The latter play’s revival in 2018 at the Young Vic was directed by Bijan Sheibani, who now turns playwright for a modern-day story about a brother struggling to reconnect with his birth family, having been adopted as a baby. Scott Karim’s Tom and Irfan Shamji’s Samad do not initially come across as all that similar: Tom is a super-fit marathon runner, while Samad is out of shape; Tom is an assertive alpha male, while his younger brother is more easygoing.

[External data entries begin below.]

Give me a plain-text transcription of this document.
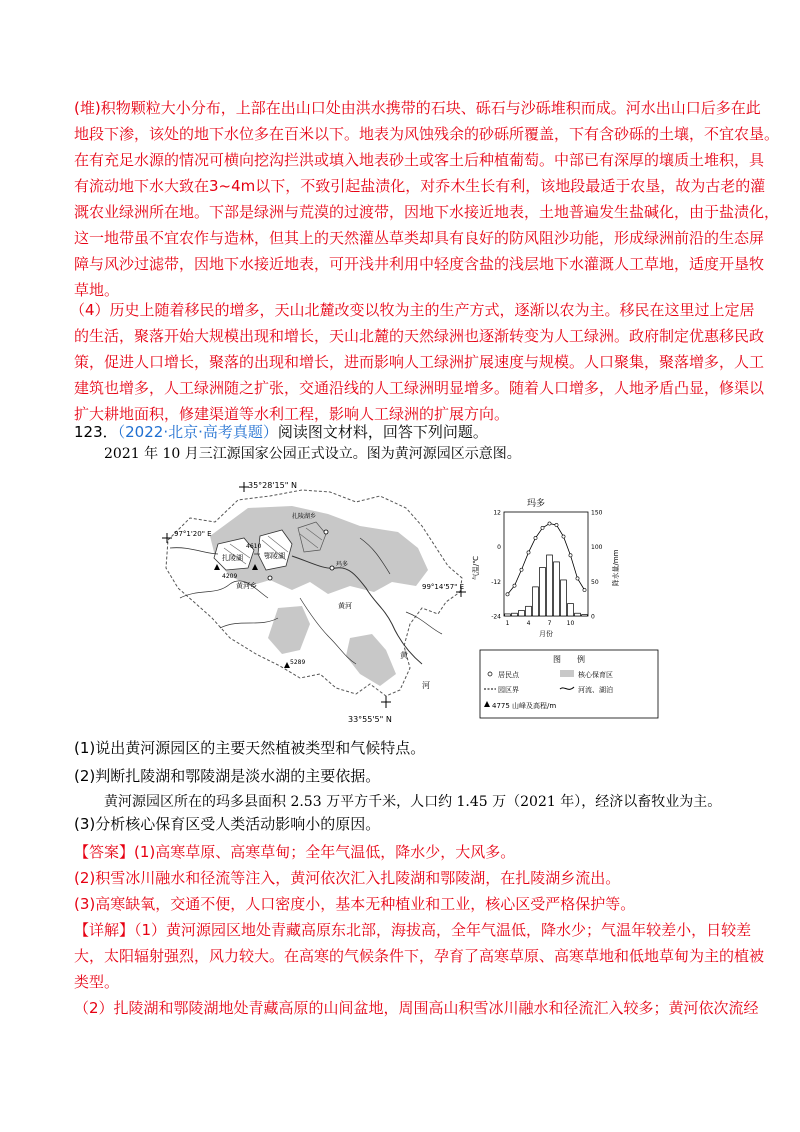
(堆)积物颗粒大小分布，上部在出山口处由洪水携带的石块、砾石与沙砾堆积而成。河水出山口后多在此
地段下渗，该处的地下水位多在百米以下。地表为风蚀残余的砂砾所覆盖，下有含砂砾的土壤，不宜农垦。
在有充足水源的情况可横向挖沟拦洪或填入地表砂土或客土后种植葡萄。中部已有深厚的壤质土堆积，具
有流动地下水大致在3~4m以下，不致引起盐渍化，对乔木生长有利，该地段最适于农垦，故为古老的灌
溉农业绿洲所在地。下部是绿洲与荒漠的过渡带，因地下水接近地表，土地普遍发生盐碱化，由于盐渍化，
这一地带虽不宜农作与造林，但其上的天然灌丛草类却具有良好的防风阻沙功能，形成绿洲前沿的生态屏
障与风沙过滤带，因地下水接近地表，可开浅井利用中轻度含盐的浅层地下水灌溉人工草地，适度开垦牧
草地。
（4）历史上随着移民的增多，天山北麓改变以牧为主的生产方式，逐渐以农为主。移民在这里过上定居
的生活，聚落开始大规模出现和增长，天山北麓的天然绿洲也逐渐转变为人工绿洲。政府制定优惠移民政
策，促进人口增长，聚落的出现和增长，进而影响人工绿洲扩展速度与规模。人口聚集，聚落增多，人工
建筑也增多，人工绿洲随之扩张，交通沿线的人工绿洲明显增多。随着人口增多，人地矛盾凸显，修渠以
扩大耕地面积，修建渠道等水利工程，影响人工绿洲的扩展方向。
123．（2022·北京·高考真题）阅读图文材料，回答下列问题。
2021 年 10 月三江源国家公园正式设立。图为黄河源园区示意图。
35°28'15" N
97°1'20" E
99°14'57" E
33°55'5" N
扎陵湖	鄂陵湖
黄河乡
扎陵湖乡
玛多
4610
4209
5289
黄河
黄
河
玛多
12
0
-12
-24
150
100
50
0
1	4	7	10
气温/℃	降水量/mm
月份
图　　例
居民点	核心保育区
园区界	河流、湖泊
4775 山峰及高程/m
(1)说出黄河源园区的主要天然植被类型和气候特点。
(2)判断扎陵湖和鄂陵湖是淡水湖的主要依据。
黄河源园区所在的玛多县面积 2.53 万平方千米，人口约 1.45 万（2021 年），经济以畜牧业为主。
(3)分析核心保育区受人类活动影响小的原因。
【答案】(1)高寒草原、高寒草甸；全年气温低，降水少，大风多。
(2)积雪冰川融水和径流等注入，黄河依次汇入扎陵湖和鄂陵湖，在扎陵湖乡流出。
(3)高寒缺氧，交通不便，人口密度小，基本无种植业和工业，核心区受严格保护等。
【详解】（1）黄河源园区地处青藏高原东北部，海拔高，全年气温低，降水少；气温年较差小，日较差
大，太阳辐射强烈，风力较大。在高寒的气候条件下，孕育了高寒草原、高寒草地和低地草甸为主的植被
类型。
（2）扎陵湖和鄂陵湖地处青藏高原的山间盆地，周围高山积雪冰川融水和径流汇入较多；黄河依次流经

The brothers’ first meetings are shy, awkward, and tentative, like a date in which each likes the other, but is wary of disclosing quite how much. Between scenes, Sheibani often has the brothers perform the same actions, each keenly watching the other: it’s never quite clear whether they are looking for signs of similarity, or mimicking the other in hope of the same.
The exploration of the reasons for Tom’s adoption is handled sensitively Karim and Shamji, as they explore Tom’s sense of loss at being given up by the parents who went on to raise two children. But neither man ever really opens up about what the experience has done, and is doing, to their own psyche.
Movement around Samal Blak’s rotating disc of a set suggests that the two brothers are constantly circling around their feelings. Together with movement director Aline David, with whom he frequently collaborates, Sheibani adds a fluidity of motion which reveals as much about the two brother’s differences as the inter-scene mimes show about their similarities.
As the pair’s suppressed feeling erupt during an excruciatingly believable wedding reception, fuelled by alcohol and resentment, the complexity of their relationship deepens still further. By the end of the play’s 70 minutes, one is left with a deep sense of sadness that these two characters – each locale in their own, separate way – may reconcile, but will never be truly happy. And while that may sound like a despairing note on which to end, it’s more a sign of the emotional complexity with which Sheibani has crafted his tale.